Reeves put his health on the line for a film he was only drafted into as a late reserve. He joined in September 2012, after Rupert Wyatt bowed out, reportedly claiming that this summer’s release date was too soon to do it justice. Tight timing didn’t stop Reeves, who made his name directing Cloverfield and the US version of Let The Right One In, from rejecting the screenplay he was presented with. Instead he pitched his own story, centred much more on Caesar, and told them he wanted to take mo-cap outside. They said yes to everything, as long as he still made the release date. I speak to him three days before the film’s final deadline and he tells me he’s barely slept since 2012 (“I’m half out of my mind!”). But the tight schedule has also had its upsides. With no time to spare, there was no room for creative interference, either. “You see so many of these movies where you can tell that it’s become a total committee movie. But the pace of this was so fast, it had to be continually filtered through my point of my view. I’ll be very interested to see if people can feel that, because it was certainly what I tried to do.”

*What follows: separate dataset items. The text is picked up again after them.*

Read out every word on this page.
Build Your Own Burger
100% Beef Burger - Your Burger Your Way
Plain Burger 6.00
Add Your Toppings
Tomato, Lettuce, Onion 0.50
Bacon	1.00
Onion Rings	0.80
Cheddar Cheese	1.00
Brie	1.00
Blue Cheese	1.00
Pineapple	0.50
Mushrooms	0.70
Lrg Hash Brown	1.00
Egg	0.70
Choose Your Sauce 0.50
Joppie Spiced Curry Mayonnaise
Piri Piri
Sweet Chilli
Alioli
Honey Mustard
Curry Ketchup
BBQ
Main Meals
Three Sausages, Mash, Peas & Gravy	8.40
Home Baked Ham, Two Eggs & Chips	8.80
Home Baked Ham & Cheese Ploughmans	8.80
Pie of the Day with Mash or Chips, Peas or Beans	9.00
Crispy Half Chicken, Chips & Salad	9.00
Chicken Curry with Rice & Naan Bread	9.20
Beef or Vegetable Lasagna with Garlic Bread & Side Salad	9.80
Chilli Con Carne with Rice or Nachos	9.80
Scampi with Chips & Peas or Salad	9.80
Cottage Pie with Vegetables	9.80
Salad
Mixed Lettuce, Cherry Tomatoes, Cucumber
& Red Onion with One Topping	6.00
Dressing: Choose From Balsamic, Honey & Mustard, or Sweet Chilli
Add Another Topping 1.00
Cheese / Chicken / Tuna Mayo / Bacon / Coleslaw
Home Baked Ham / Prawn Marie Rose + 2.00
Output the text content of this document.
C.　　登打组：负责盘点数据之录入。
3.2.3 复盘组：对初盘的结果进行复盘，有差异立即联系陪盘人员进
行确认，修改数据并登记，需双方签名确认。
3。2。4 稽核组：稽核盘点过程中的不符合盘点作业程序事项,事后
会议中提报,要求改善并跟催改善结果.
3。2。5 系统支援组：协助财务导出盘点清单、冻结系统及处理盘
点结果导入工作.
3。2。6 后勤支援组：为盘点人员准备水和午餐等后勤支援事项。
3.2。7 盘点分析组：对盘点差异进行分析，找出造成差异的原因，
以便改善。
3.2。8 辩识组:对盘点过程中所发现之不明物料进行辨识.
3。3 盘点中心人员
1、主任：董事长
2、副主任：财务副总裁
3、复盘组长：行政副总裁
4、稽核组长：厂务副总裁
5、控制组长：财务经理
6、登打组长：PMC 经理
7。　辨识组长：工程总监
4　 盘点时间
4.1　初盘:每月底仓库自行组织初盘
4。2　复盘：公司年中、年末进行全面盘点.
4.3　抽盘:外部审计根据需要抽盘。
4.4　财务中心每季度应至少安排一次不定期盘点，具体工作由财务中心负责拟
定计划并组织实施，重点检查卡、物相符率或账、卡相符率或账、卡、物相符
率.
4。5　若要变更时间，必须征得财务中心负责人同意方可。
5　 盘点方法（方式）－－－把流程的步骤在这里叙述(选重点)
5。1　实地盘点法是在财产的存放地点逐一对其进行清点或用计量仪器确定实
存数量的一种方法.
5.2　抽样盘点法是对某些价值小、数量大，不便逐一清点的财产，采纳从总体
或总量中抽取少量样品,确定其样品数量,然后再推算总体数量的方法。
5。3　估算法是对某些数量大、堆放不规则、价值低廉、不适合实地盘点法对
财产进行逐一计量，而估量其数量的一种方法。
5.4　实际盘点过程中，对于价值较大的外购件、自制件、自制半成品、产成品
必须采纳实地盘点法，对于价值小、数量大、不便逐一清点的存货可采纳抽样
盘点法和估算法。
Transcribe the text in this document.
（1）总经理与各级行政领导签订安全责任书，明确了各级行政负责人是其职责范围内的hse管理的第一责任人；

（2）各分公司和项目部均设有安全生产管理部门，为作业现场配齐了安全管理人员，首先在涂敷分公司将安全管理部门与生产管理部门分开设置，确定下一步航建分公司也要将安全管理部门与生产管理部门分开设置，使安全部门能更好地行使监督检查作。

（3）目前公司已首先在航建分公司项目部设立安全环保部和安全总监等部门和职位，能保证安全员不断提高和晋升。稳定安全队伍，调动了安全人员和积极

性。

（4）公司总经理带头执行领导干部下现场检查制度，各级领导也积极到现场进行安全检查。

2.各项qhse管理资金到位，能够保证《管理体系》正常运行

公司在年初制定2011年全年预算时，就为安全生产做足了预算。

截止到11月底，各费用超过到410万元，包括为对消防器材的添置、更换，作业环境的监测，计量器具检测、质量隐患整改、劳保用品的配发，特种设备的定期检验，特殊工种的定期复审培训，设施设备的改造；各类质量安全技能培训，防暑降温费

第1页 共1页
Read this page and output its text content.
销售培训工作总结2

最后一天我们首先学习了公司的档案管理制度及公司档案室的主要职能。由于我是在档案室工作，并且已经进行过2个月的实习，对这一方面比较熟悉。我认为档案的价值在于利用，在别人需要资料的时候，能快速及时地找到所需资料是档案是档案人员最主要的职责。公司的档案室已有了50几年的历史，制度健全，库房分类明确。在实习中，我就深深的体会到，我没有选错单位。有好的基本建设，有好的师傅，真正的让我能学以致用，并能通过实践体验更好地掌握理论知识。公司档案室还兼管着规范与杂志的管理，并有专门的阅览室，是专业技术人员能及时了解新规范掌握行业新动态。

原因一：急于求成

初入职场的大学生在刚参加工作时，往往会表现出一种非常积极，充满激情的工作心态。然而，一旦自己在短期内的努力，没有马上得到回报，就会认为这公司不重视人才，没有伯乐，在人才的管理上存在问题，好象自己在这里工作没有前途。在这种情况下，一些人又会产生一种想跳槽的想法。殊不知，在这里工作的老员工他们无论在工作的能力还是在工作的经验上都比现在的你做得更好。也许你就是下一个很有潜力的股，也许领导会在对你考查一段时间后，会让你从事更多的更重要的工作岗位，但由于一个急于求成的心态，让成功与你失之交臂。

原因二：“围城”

Reeves speaks passionately about the film’s philosophy and psychology, but there must have been moments where he snapped out of it and thought: hang on – I’m making a film about a bunch of talking primates. “You know, I never have that problem,” he replies. “I was really surprised by how emotionally affected I was by Rise. Then when I was asked to come in for this, I watched it again. And in the interim between when I first saw it and when I watched it again, my wife and I had our first son. And in watching it the second time, Caesar reminded me of my son. What I found so compelling in Andy Serkis’s performance was this struggle behind his eyes. So much was unsaid. I immediately connected that to my son. I understood in this profound way through having a son, a certain perspective of what it is to be a human being. Watching my son struggle to articulate, trying to find a way to express himself, while at the same time having so much understanding of what was around him, I realised what a powerful idea that was.

“But there are moments where my son suddenly becomes impulsive, and at certain moments I’d get really excited and go, ‘Oh my god, he’s a little animal!’ Because you almost forget. And to me that’s what’s so exciting about Planet Of The Apes. Fantasy is one thing, that the animals are in charge. But the thing about that fantasy is that we are the animals. So the secret of the story is that the movie’s all about us. Look, if I step back when you ask me that question, well yeah, talking apes is a little bizarre. But really it’s all about our nature.”

Dawn Of The Planet Of The Apes is in cinemas from Thu

• This article was amended on 12 July 2014 to correct a reference from Burt Lancaster to Charlton Heston.